For line items, you have two options: write them as a JSON string into a single "Line Items" column, or fan out with a **Loop Over Items** node to write one row per line item. The single-column approach is simpler and easier to expand later.

---

## Common Pitfalls

**The AI returns slightly different keys on each run.** Solve this by being explicit in your prompt: list every key name exactly, and add `Return ONLY the JSON object` to suppress surrounding text. Testing with 10–15 real invoices before going live will reveal any edge cases.

**The PDF parser gets blank output.** This usually means the PDF is image-based (a scan). You can route those to a different branch with an IF node: if `text.length < 50`, send yourself a Slack or email notification to handle manually.

**Date format inconsistencies.** Vendors send dates as `Jan 15, 2025`, `15/01/2025`, `2025-01-15`, and countless other formats. Tell the AI to normalize to ISO 8601 in the prompt. Still validate on the Google Sheets side by formatting the column as plain text, then parsing it with `=DATEVALUE()` separately.

**Duplicate processing.** If you use a polling trigger, the same email can fire more than once. Add a label to processed emails in a final **Gmail** node step (`addLabel: "invoice-processed"`) and filter those out at the trigger.

---

## Running This on AgentRoost

This workflow is a perfect fit for your own n8n instance on AgentRoost. Here's why the economics work out:

Every plan includes AI/LLM credits. The AI node that does the extraction — the core of this workflow — is already paid for. On every other n8n option (n8n Cloud, self-hosting on a VPS, Elestio, Sliplane) you bring your own OpenAI key and pay per-call on top of your hosting. On AgentRoost, that AI usage is bundled into the $19.99/mo all-in price.

**How to get started:**

1. Go to [agentroost.app](/en/agents/n8n) and sign up with email, Google, Microsoft, or Discord.
2. Pick the **n8n** framework, give your instance a name.
3. Your private n8n editor opens at `https://<your-id>.agentroost.app` — this is yours. Your workflows, your credentials, your data.
4. Import the workflow above (or build it from scratch — the nodes are all in the default palette).
5. Connect your Gmail credential and Google Sheets credential in n8n's credential manager.
6. Activate the workflow. It runs 24/7.

The AI nodes are pre-wired to the included credits. You pick the model, set the prompt, and it works. No API key dialog, no usage dashboard in a separate tab, no surprise bill.

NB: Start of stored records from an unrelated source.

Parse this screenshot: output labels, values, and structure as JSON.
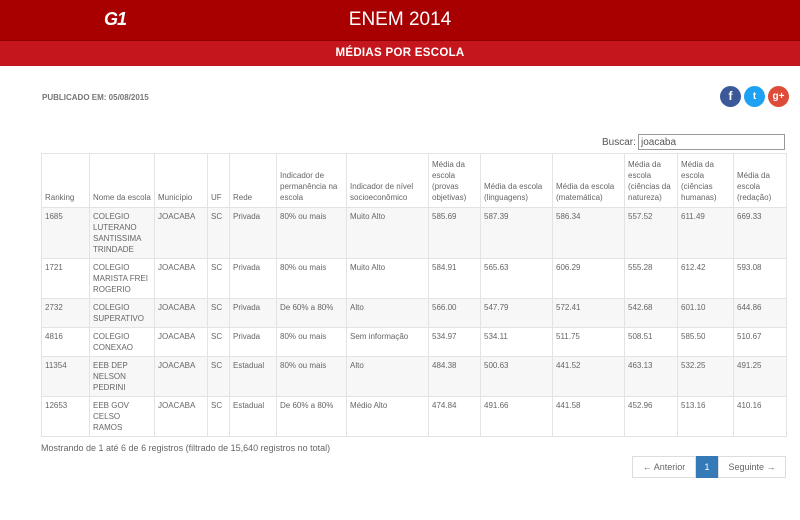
{
  "header": {
    "logo": "G1",
    "title": "ENEM 2014",
    "subtitle": "MÉDIAS POR ESCOLA"
  },
  "published": "PUBLICADO EM: 05/08/2015",
  "share": {
    "facebook": "f",
    "twitter": "t",
    "google": "g+"
  },
  "search": {
    "label": "Buscar:",
    "value": "joacaba"
  },
  "table": {
    "columns": [
      "Ranking",
      "Nome da escola",
      "Município",
      "UF",
      "Rede",
      "Indicador de permanência na escola",
      "Indicador de nível socioeconômico",
      "Média da escola (provas objetivas)",
      "Média da escola (linguagens)",
      "Média da escola (matemática)",
      "Média da escola (ciências da natureza)",
      "Média da escola (ciências humanas)",
      "Média da escola (redação)"
    ],
    "rows": [
      [
        "1685",
        "COLEGIO LUTERANO SANTISSIMA TRINDADE",
        "JOACABA",
        "SC",
        "Privada",
        "80% ou mais",
        "Muito Alto",
        "585.69",
        "587.39",
        "586.34",
        "557.52",
        "611.49",
        "669.33"
      ],
      [
        "1721",
        "COLEGIO MARISTA FREI ROGERIO",
        "JOACABA",
        "SC",
        "Privada",
        "80% ou mais",
        "Muito Alto",
        "584.91",
        "565.63",
        "606.29",
        "555.28",
        "612.42",
        "593.08"
      ],
      [
        "2732",
        "COLEGIO SUPERATIVO",
        "JOACABA",
        "SC",
        "Privada",
        "De 60% a 80%",
        "Alto",
        "566.00",
        "547.79",
        "572.41",
        "542.68",
        "601.10",
        "644.86"
      ],
      [
        "4816",
        "COLEGIO CONEXAO",
        "JOACABA",
        "SC",
        "Privada",
        "80% ou mais",
        "Sem informação",
        "534.97",
        "534.11",
        "511.75",
        "508.51",
        "585.50",
        "510.67"
      ],
      [
        "11354",
        "EEB DEP NELSON PEDRINI",
        "JOACABA",
        "SC",
        "Estadual",
        "80% ou mais",
        "Alto",
        "484.38",
        "500.63",
        "441.52",
        "463.13",
        "532.25",
        "491.25"
      ],
      [
        "12653",
        "EEB GOV CELSO RAMOS",
        "JOACABA",
        "SC",
        "Estadual",
        "De 60% a 80%",
        "Médio Alto",
        "474.84",
        "491.66",
        "441.58",
        "452.96",
        "513.16",
        "410.16"
      ]
    ]
  },
  "info": "Mostrando de 1 até 6 de 6 registros (filtrado de 15,640 registros no total)",
  "pagination": {
    "prev": "← Anterior",
    "current": "1",
    "next": "Seguinte →"
  }
}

14-day money-back guarantee. Monthly billing, cancel anytime.

[Compare plans and get started →](/en/pricing)

---

## What to Build Next

Once your invoice data is landing cleanly in Google Sheets, the natural extension is to add a downstream step: send a Slack or Teams message when a high-value invoice arrives, create a draft reply in Gmail confirming receipt, or push the data into your accounting software via its API. Each of those is just one more node in the same workflow.

The AI extraction node you built here also generalises. Receipts, purchase orders, delivery notes — any structured document that arrives as a PDF can be processed the same way, with a different system prompt.